2 – A decisão recorrida estribou-se nas seguintes considerações que se transcrevem:
«2. Com interesse para a decisão desta reclamação mostra-se assente a seguinte dinâmica processual:
- Em 29 de Novembro de 2002, o arguido foi notificado pessoalmente da sentença (fls. 52).
- Em 2 de Dezembro de 2002, requereu a substituição do defensor oficioso nomeado e a suspensão do prazo de interposição de recurso.
- Foi proferido despacho de rectificação à sentença e nomeado defensora oficiosa ao arguido a Sr.a Dr.ª B..
- Em 12 de Dezembro de 2002 o arguido foi notificado pessoalmente do despacho de rectificação à sentença e a defensora oficiosa foi-o também por fax
(fls. 65 e 67).
- Em 18 de Dezembro de 2002 foi nomeada defensora oficiosa do arguido a Sr.a Dr.ª C., em substituição da Sr.a Dr.ª B..

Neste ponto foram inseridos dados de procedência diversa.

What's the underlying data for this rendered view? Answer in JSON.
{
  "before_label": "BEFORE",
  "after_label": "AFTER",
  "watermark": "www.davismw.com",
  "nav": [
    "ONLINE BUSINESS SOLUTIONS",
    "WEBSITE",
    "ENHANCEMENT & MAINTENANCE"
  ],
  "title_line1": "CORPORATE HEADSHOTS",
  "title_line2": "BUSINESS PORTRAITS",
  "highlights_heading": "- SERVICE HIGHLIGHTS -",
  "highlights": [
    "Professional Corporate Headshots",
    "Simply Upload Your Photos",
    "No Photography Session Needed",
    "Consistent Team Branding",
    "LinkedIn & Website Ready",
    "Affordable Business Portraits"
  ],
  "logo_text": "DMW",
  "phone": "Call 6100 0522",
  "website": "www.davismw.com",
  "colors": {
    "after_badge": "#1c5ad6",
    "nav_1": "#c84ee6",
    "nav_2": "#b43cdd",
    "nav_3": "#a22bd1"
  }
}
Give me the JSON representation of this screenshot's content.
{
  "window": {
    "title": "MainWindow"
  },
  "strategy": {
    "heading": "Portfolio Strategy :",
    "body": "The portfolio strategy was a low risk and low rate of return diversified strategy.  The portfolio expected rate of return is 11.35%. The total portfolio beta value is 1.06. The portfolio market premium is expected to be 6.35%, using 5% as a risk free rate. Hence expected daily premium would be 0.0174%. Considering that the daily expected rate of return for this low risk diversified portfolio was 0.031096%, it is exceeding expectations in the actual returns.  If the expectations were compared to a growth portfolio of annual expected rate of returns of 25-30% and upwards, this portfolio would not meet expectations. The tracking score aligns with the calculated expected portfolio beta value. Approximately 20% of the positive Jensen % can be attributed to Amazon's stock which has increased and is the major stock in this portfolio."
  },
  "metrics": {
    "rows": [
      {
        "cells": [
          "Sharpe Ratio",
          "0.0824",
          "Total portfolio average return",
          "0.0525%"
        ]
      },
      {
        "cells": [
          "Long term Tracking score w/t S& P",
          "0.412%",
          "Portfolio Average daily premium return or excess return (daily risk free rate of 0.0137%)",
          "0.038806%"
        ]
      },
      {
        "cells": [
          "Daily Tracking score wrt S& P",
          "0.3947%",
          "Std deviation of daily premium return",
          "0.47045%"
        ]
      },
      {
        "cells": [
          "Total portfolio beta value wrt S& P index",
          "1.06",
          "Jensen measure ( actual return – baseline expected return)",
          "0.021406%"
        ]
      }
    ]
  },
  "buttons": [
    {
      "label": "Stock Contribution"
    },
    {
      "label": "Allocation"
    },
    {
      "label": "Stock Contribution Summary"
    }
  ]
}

- Em 19 de Dezembro de 2002 foi expedida notificação da sentença à defensora oficiosa (fls. 73).
- Em 6 de Janeiro de 2003 a defensora oficiosa Sr.a Dr.ª C. requereu a dispensa de patrocínio oficioso (fls. 76).
- Em 30 de Janeiro de 2003 foi nomeado defensor oficioso ao arguido o Sr. Dr. D., em substituição, tendo nesta mesma data sido expedida a notificação da sentença (fls.83 e 85).
- Em 6 de Fevereiro de 2003 o defensor oficioso, Sr. Dr. D., requereu dispensa do patrocínio (fls. 86).
- Em 24 de Abril de 2003 foi nomeada nova defensora oficiosa ao arguido a Sr.a Dr.ª E., tendo nesta data sido expedida a notificação à mesma da sentença proferida nos autos.
- Em 12 de Maio de 2003 foi interposto recurso daquela sentença, invocando-se o disposto nos artigos 399º, 401º n.º 1, alínea b), e 427º do Código de Processo Penal.
- Por despacho de fls. 103 e 104 o recurso foi rejeitado por ser considerada extemporânea a sua interposição.
Cumpre apreciar e decidir.
Permita-se-nos, antes de entrarmos na análise da reclamação, dizer que estamos perante uma situação mais ou menos paradigmática como os vários incidentes podem contribuir para a lentidão da justiça. Numa decisão que já foi proferida há ano e meio ainda estamos a discutir se essa decisão é, nesta data, susceptível de recurso!!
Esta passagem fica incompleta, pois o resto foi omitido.